I’m settling in, but there have been complications I didn’t expect. Unpacking has taken longer than I anticipated, I can’t knit much, but don’t seem to have time to draw. My pantry isn’t adequately stocked, and I have a constant companion.
No Knitting ComplicatIons
Except for two brief stints, I haven’t knit since July 11. All the packing created a huge strain on my wrists, and it seems I’m always carrying something, so they are slow to improve. I am icing them, taking ibuprofen, and really trying not to carry things or do too much standing around holding things. Of course everything we do uses our hands, so being gentle to them is really hard.
It is making me crabby. I am usually a very good couch companion because I happily sit and knit, but Saturday evening had me squirming and feeling agitated. On one hand I have always been aware of how much knitting soothes me, but on the other hand I didn’t really understand how much knitting kept me soothed. I knit a bit last night, but I ran out of yarn, and when I ran upstairs to get more yarn, it was in hanks and I didn’t think hand winding was a good idea. I finally found my markers and did some of the drawing exercises I had missed. Even had I found the yarn, I could tell I was near to needing to quit. I do not want to exacerbate this or prolong the complications!
I know I sometimes write about how I have habits that allow me to do things without thinking. When you move to another state there are unforeseen complications. Not only are the offerings available slightly different, but the stores are different. I typically have not even gone to the grocery store (Safeway delivers an order every month), preferring to use a local butcher, bakery, the farmer’s markets, and the corner stores, instead. I’m sure it is just a matter of time before that become the case here, but until it does, I don’t seem to have what I need to just make my usual meals.
Have I mentioned that Mitch is working from home? He is a nice companion for the most part, but he forgets that my focus isn’t his. We are figuring it out. I knew it was going to mean that I had to fix lunch for him, but it has been kind of an eye-opener. I will pretty much snag something from the fridge when I get hungry, but he is used to having a salad or sandwich. It is the having to think about it, not the level of difficulty, that requires adjustment.
Mitch is one of those people who wake up ready to go. I’m ready about 3 hours later. Not only is he not leaving for the office, he has been pretty focused on sharing his thoughts with me a little ahead of my willingness to hear them. When he talks on the phone to clients I think he is too loud so I have to shut my door. If any workmen are here, he makes me leave my office so he can speak in private (his office is open) to protect his client confidentiality. He is likely to remind me of things. It is good for staying on top of things, but it is also annoying. Sadly, I am often not very good at hiding my annoyance. So I’m not the only one having to adjust. Otherwise, we co-exist quite nicely! He can often make me laugh which I totally appreciate!

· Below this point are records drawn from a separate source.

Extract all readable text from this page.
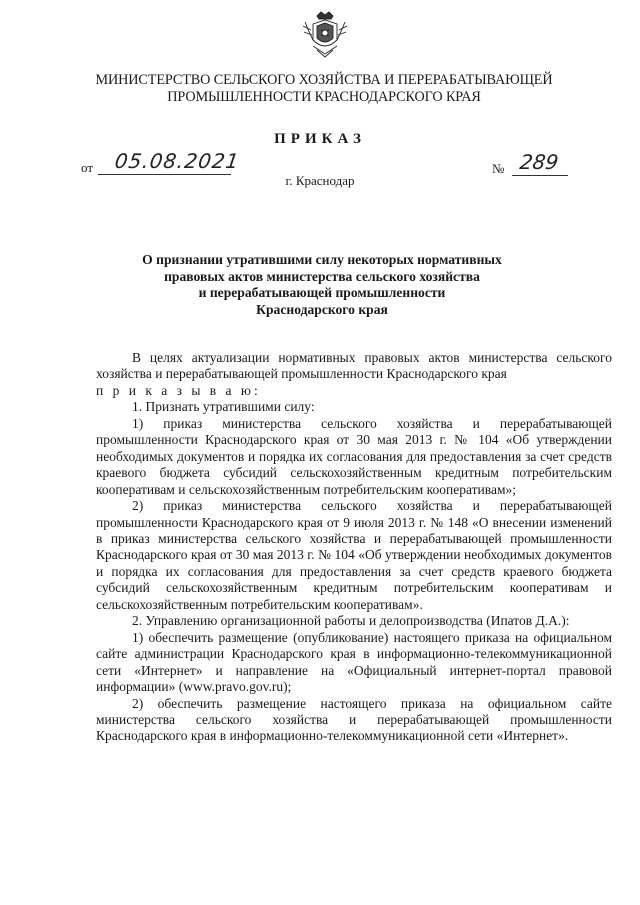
МИНИСТЕРСТВО СЕЛЬСКОГО ХОЗЯЙСТВА И ПЕРЕРАБАТЫВАЮЩЕЙ
ПРОМЫШЛЕННОСТИ КРАСНОДАРСКОГО КРАЯ
ПРИКАЗ
от 05.08.2021	№ 289
г. Краснодар
О признании утратившими силу некоторых нормативных
правовых актов министерства сельского хозяйства
и перерабатывающей промышленности
Краснодарского края

В целях актуализации нормативных правовых актов министерства сельского хозяйства и перерабатывающей промышленности Краснодарского края

п р и к а з ы в а ю:

1. Признать утратившими силу:

1) приказ министерства сельского хозяйства и перерабатывающей промышленности Краснодарского края от 30 мая 2013 г. № 104 «Об утверждении необходимых документов и порядка их согласования для предоставления за счет средств краевого бюджета субсидий сельскохозяйственным кредитным потребительским кооперативам и сельскохозяйственным потребительским кооперативам»;

2) приказ министерства сельского хозяйства и перерабатывающей промышленности Краснодарского края от 9 июля 2013 г. № 148 «О внесении изменений в приказ министерства сельского хозяйства и перерабатывающей промышленности Краснодарского края от 30 мая 2013 г. № 104 «Об утверждении необходимых документов и порядка их согласования для предоставления за счет средств краевого бюджета субсидий сельскохозяйственным кредитным потребительским кооперативам и сельскохозяйственным потребительским кооперативам».

2. Управлению организационной работы и делопроизводства (Ипатов Д.А.):

1) обеспечить размещение (опубликование) настоящего приказа на официальном сайте администрации Краснодарского края в информационно-телекоммуникационной сети «Интернет» и направление на «Официальный интернет-портал правовой информации» (www.pravo.gov.ru);

2) обеспечить размещение настоящего приказа на официальном сайте министерства сельского хозяйства и перерабатывающей промышленности Краснодарского края в информационно-телекоммуникационной сети «Интернет».
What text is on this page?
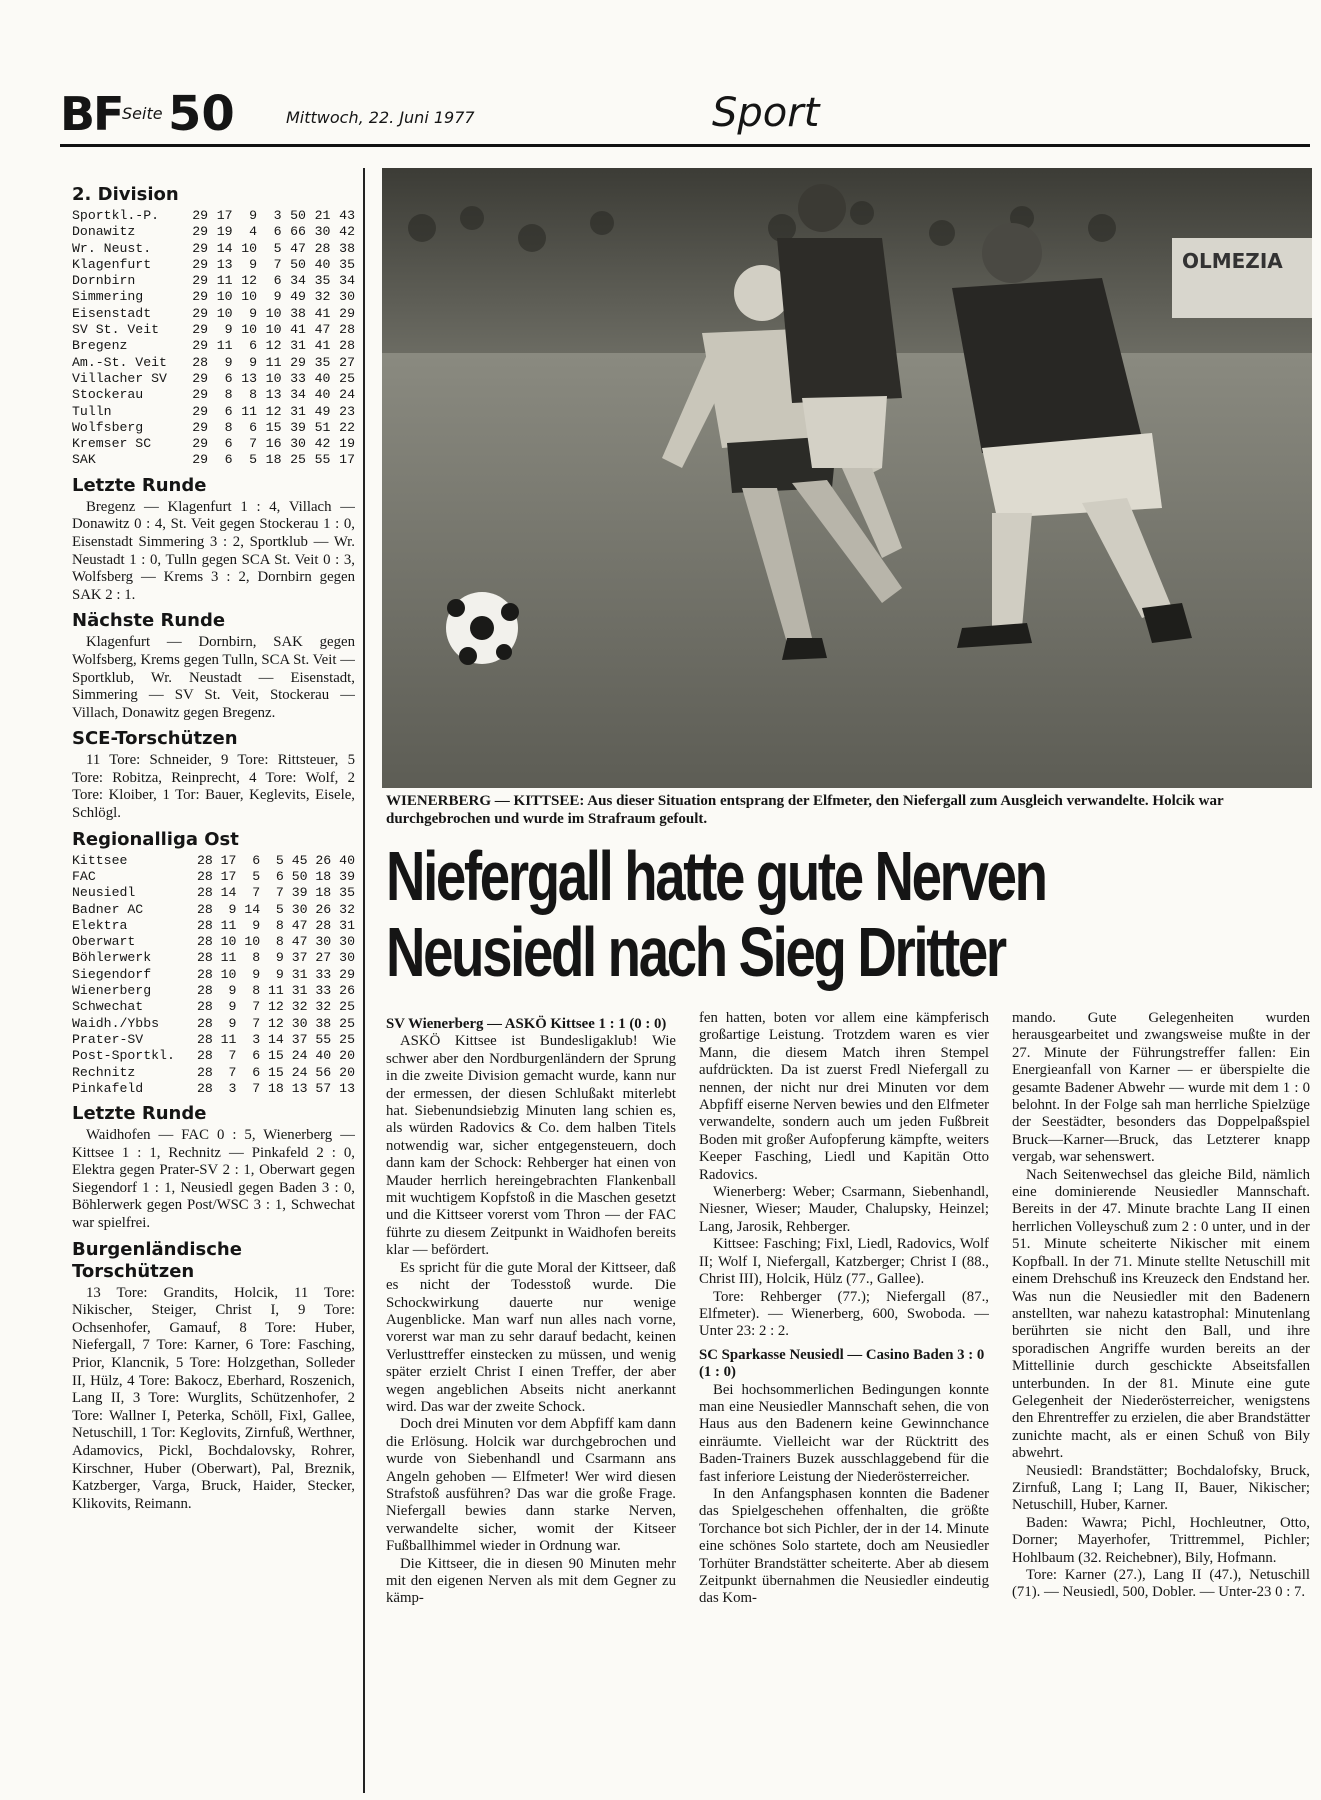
BF Seite 50	Mittwoch, 22. Juni 1977	Sport
2. Division
Sportkl.-P.	29	17	9	3	50	21	43
Donawitz	29	19	4	6	66	30	42
Wr. Neust.	29	14	10	5	47	28	38
Klagenfurt	29	13	9	7	50	40	35
Dornbirn	29	11	12	6	34	35	34
Simmering	29	10	10	9	49	32	30
Eisenstadt	29	10	9	10	38	41	29
SV St. Veit	29	9	10	10	41	47	28
Bregenz	29	11	6	12	31	41	28
Am.-St. Veit	28	9	9	11	29	35	27
Villacher SV	29	6	13	10	33	40	25
Stockerau	29	8	8	13	34	40	24
Tulln	29	6	11	12	31	49	23
Wolfsberg	29	8	6	15	39	51	22
Kremser SC	29	6	7	16	30	42	19
SAK	29	6	5	18	25	55	17
Letzte Runde

Bregenz — Klagenfurt 1 : 4, Villach — Donawitz 0 : 4, St. Veit gegen Stockerau 1 : 0, Eisenstadt Simmering 3 : 2, Sportklub — Wr. Neustadt 1 : 0, Tulln gegen SCA St. Veit 0 : 3, Wolfsberg — Krems 3 : 2, Dornbirn gegen SAK 2 : 1.

Nächste Runde

Klagenfurt — Dornbirn, SAK gegen Wolfsberg, Krems gegen Tulln, SCA St. Veit — Sportklub, Wr. Neustadt — Eisenstadt, Simmering — SV St. Veit, Stockerau — Villach, Donawitz gegen Bregenz.

SCE-Torschützen

11 Tore: Schneider, 9 Tore: Rittsteuer, 5 Tore: Robitza, Reinprecht, 4 Tore: Wolf, 2 Tore: Kloiber, 1 Tor: Bauer, Keglevits, Eisele, Schlögl.

Regionalliga Ost
Kittsee	28	17	6	5	45	26	40
FAC	28	17	5	6	50	18	39
Neusiedl	28	14	7	7	39	18	35
Badner AC	28	9	14	5	30	26	32
Elektra	28	11	9	8	47	28	31
Oberwart	28	10	10	8	47	30	30
Böhlerwerk	28	11	8	9	37	27	30
Siegendorf	28	10	9	9	31	33	29
Wienerberg	28	9	8	11	31	33	26
Schwechat	28	9	7	12	32	32	25
Waidh./Ybbs	28	9	7	12	30	38	25
Prater-SV	28	11	3	14	37	55	25
Post-Sportkl.	28	7	6	15	24	40	20
Rechnitz	28	7	6	15	24	56	20
Pinkafeld	28	3	7	18	13	57	13
Letzte Runde

Waidhofen — FAC 0 : 5, Wienerberg — Kittsee 1 : 1, Rechnitz — Pinkafeld 2 : 0, Elektra gegen Prater-SV 2 : 1, Oberwart gegen Siegendorf 1 : 1, Neusiedl gegen Baden 3 : 0, Böhlerwerk gegen Post/WSC 3 : 1, Schwechat war spielfrei.

Burgenländische Torschützen

13 Tore: Grandits, Holcik, 11 Tore: Nikischer, Steiger, Christ I, 9 Tore: Ochsenhofer, Gamauf, 8 Tore: Huber, Niefergall, 7 Tore: Karner, 6 Tore: Fasching, Prior, Klancnik, 5 Tore: Holzgethan, Solleder II, Hülz, 4 Tore: Bakocz, Eberhard, Roszenich, Lang II, 3 Tore: Wurglits, Schützenhofer, 2 Tore: Wallner I, Peterka, Schöll, Fixl, Gallee, Netuschill, 1 Tor: Keglovits, Zirnfuß, Werthner, Adamovics, Pickl, Bochdalovsky, Rohrer, Kirschner, Huber (Oberwart), Pal, Breznik, Katzberger, Varga, Bruck, Haider, Stecker, Klikovits, Reimann.

OLMEZIA
WIENERBERG — KITTSEE: Aus dieser Situation entsprang der Elfmeter, den Niefergall zum Ausgleich verwandelte. Holcik war durchgebrochen und wurde im Strafraum gefoult.
Niefergall hatte gute Nerven
Neusiedl nach Sieg Dritter

SV Wienerberg — ASKÖ Kittsee 1 : 1 (0 : 0)

ASKÖ Kittsee ist Bundesligaklub! Wie schwer aber den Nordburgenländern der Sprung in die zweite Division gemacht wurde, kann nur der ermessen, der diesen Schlußakt miterlebt hat. Siebenundsiebzig Minuten lang schien es, als würden Radovics & Co. dem halben Titels notwendig war, sicher entgegensteuern, doch dann kam der Schock: Rehberger hat einen von Mauder herrlich hereingebrachten Flankenball mit wuchtigem Kopfstoß in die Maschen gesetzt und die Kittseer vorerst vom Thron — der FAC führte zu diesem Zeitpunkt in Waidhofen bereits klar — befördert.

Es spricht für die gute Moral der Kittseer, daß es nicht der Todesstoß wurde. Die Schockwirkung dauerte nur wenige Augenblicke. Man warf nun alles nach vorne, vorerst war man zu sehr darauf bedacht, keinen Verlusttreffer einstecken zu müssen, und wenig später erzielt Christ I einen Treffer, der aber wegen angeblichen Abseits nicht anerkannt wird. Das war der zweite Schock.

Doch drei Minuten vor dem Abpfiff kam dann die Erlösung. Holcik war durchgebrochen und wurde von Siebenhandl und Csarmann ans Angeln gehoben — Elfmeter! Wer wird diesen Strafstoß ausführen? Das war die große Frage. Niefergall bewies dann starke Nerven, verwandelte sicher, womit der Kitseer Fußballhimmel wieder in Ordnung war.

Die Kittseer, die in diesen 90 Minuten mehr mit den eigenen Nerven als mit dem Gegner zu kämp-

fen hatten, boten vor allem eine kämpferisch großartige Leistung. Trotzdem waren es vier Mann, die diesem Match ihren Stempel aufdrückten. Da ist zuerst Fredl Niefergall zu nennen, der nicht nur drei Minuten vor dem Abpfiff eiserne Nerven bewies und den Elfmeter verwandelte, sondern auch um jeden Fußbreit Boden mit großer Aufopferung kämpfte, weiters Keeper Fasching, Liedl und Kapitän Otto Radovics.

Wienerberg: Weber; Csarmann, Siebenhandl, Niesner, Wieser; Mauder, Chalupsky, Heinzel; Lang, Jarosik, Rehberger.

Kittsee: Fasching; Fixl, Liedl, Radovics, Wolf II; Wolf I, Niefergall, Katzberger; Christ I (88., Christ III), Holcik, Hülz (77., Gallee).

Tore: Rehberger (77.); Niefergall (87., Elfmeter). — Wienerberg, 600, Swoboda. — Unter 23: 2 : 2.

SC Sparkasse Neusiedl — Casino Baden 3 : 0 (1 : 0)

Bei hochsommerlichen Bedingungen konnte man eine Neusiedler Mannschaft sehen, die von Haus aus den Badenern keine Gewinnchance einräumte. Vielleicht war der Rücktritt des Baden-Trainers Buzek ausschlaggebend für die fast inferiore Leistung der Niederösterreicher.

In den Anfangsphasen konnten die Badener das Spielgeschehen offenhalten, die größte Torchance bot sich Pichler, der in der 14. Minute eine schönes Solo startete, doch am Neusiedler Torhüter Brandstätter scheiterte. Aber ab diesem Zeitpunkt übernahmen die Neusiedler eindeutig das Kom-

mando. Gute Gelegenheiten wurden herausgearbeitet und zwangsweise mußte in der 27. Minute der Führungstreffer fallen: Ein Energieanfall von Karner — er überspielte die gesamte Badener Abwehr — wurde mit dem 1 : 0 belohnt. In der Folge sah man herrliche Spielzüge der Seestädter, besonders das Doppelpaßspiel Bruck—Karner—Bruck, das Letzterer knapp vergab, war sehenswert.

Nach Seitenwechsel das gleiche Bild, nämlich eine dominierende Neusiedler Mannschaft. Bereits in der 47. Minute brachte Lang II einen herrlichen Volleyschuß zum 2 : 0 unter, und in der 51. Minute scheiterte Nikischer mit einem Kopfball. In der 71. Minute stellte Netuschill mit einem Drehschuß ins Kreuzeck den Endstand her. Was nun die Neusiedler mit den Badenern anstellten, war nahezu katastrophal: Minutenlang berührten sie nicht den Ball, und ihre sporadischen Angriffe wurden bereits an der Mittellinie durch geschickte Abseitsfallen unterbunden. In der 81. Minute eine gute Gelegenheit der Niederösterreicher, wenigstens den Ehrentreffer zu erzielen, die aber Brandstätter zunichte macht, als er einen Schuß von Bily abwehrt.

Neusiedl: Brandstätter; Bochdalofsky, Bruck, Zirnfuß, Lang I; Lang II, Bauer, Nikischer; Netuschill, Huber, Karner.

Baden: Wawra; Pichl, Hochleutner, Otto, Dorner; Mayerhofer, Trittremmel, Pichler; Hohlbaum (32. Reichebner), Bily, Hofmann.

Tore: Karner (27.), Lang II (47.), Netuschill (71). — Neusiedl, 500, Dobler. — Unter-23 0 : 7.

Our most major complication is the loss of 1000 square feet. I thought I had sorted through my things pretty well, but it would now seem otherwise. The kitchen worked out pretty much the way I imagined; the laundry room is a little cramped and needs to have some things find homes elsewhere. The living room and dining room are completed except for not having window shades, but a lot of sun. Artwork is lined up along walls with sheets and towels over it. The bathrooms are in good shape, but awaiting shelf liners. Seriously Container Store, could you be any slower getting your orders out?
I am slowly getting my studio squared away. I am having to go through everything as I come to it and find a suitable home, or move it out. These are decisions I don’t like to make, so it is taking a long time. Because everything is topsy-turvy in here, the yarn I was looking for last night was, in fact, in cakes, just not where I thought it was. I am allowing myself the luxury of fun things like these cool labels–imperfect (erasable!) but really fun to make. They are magnetic, so I’ve already moved things and the labels. A couple of the labels now need adjustments.
These are all complications that will sort themselves out, and soon enough I will soon forget I had any other habits.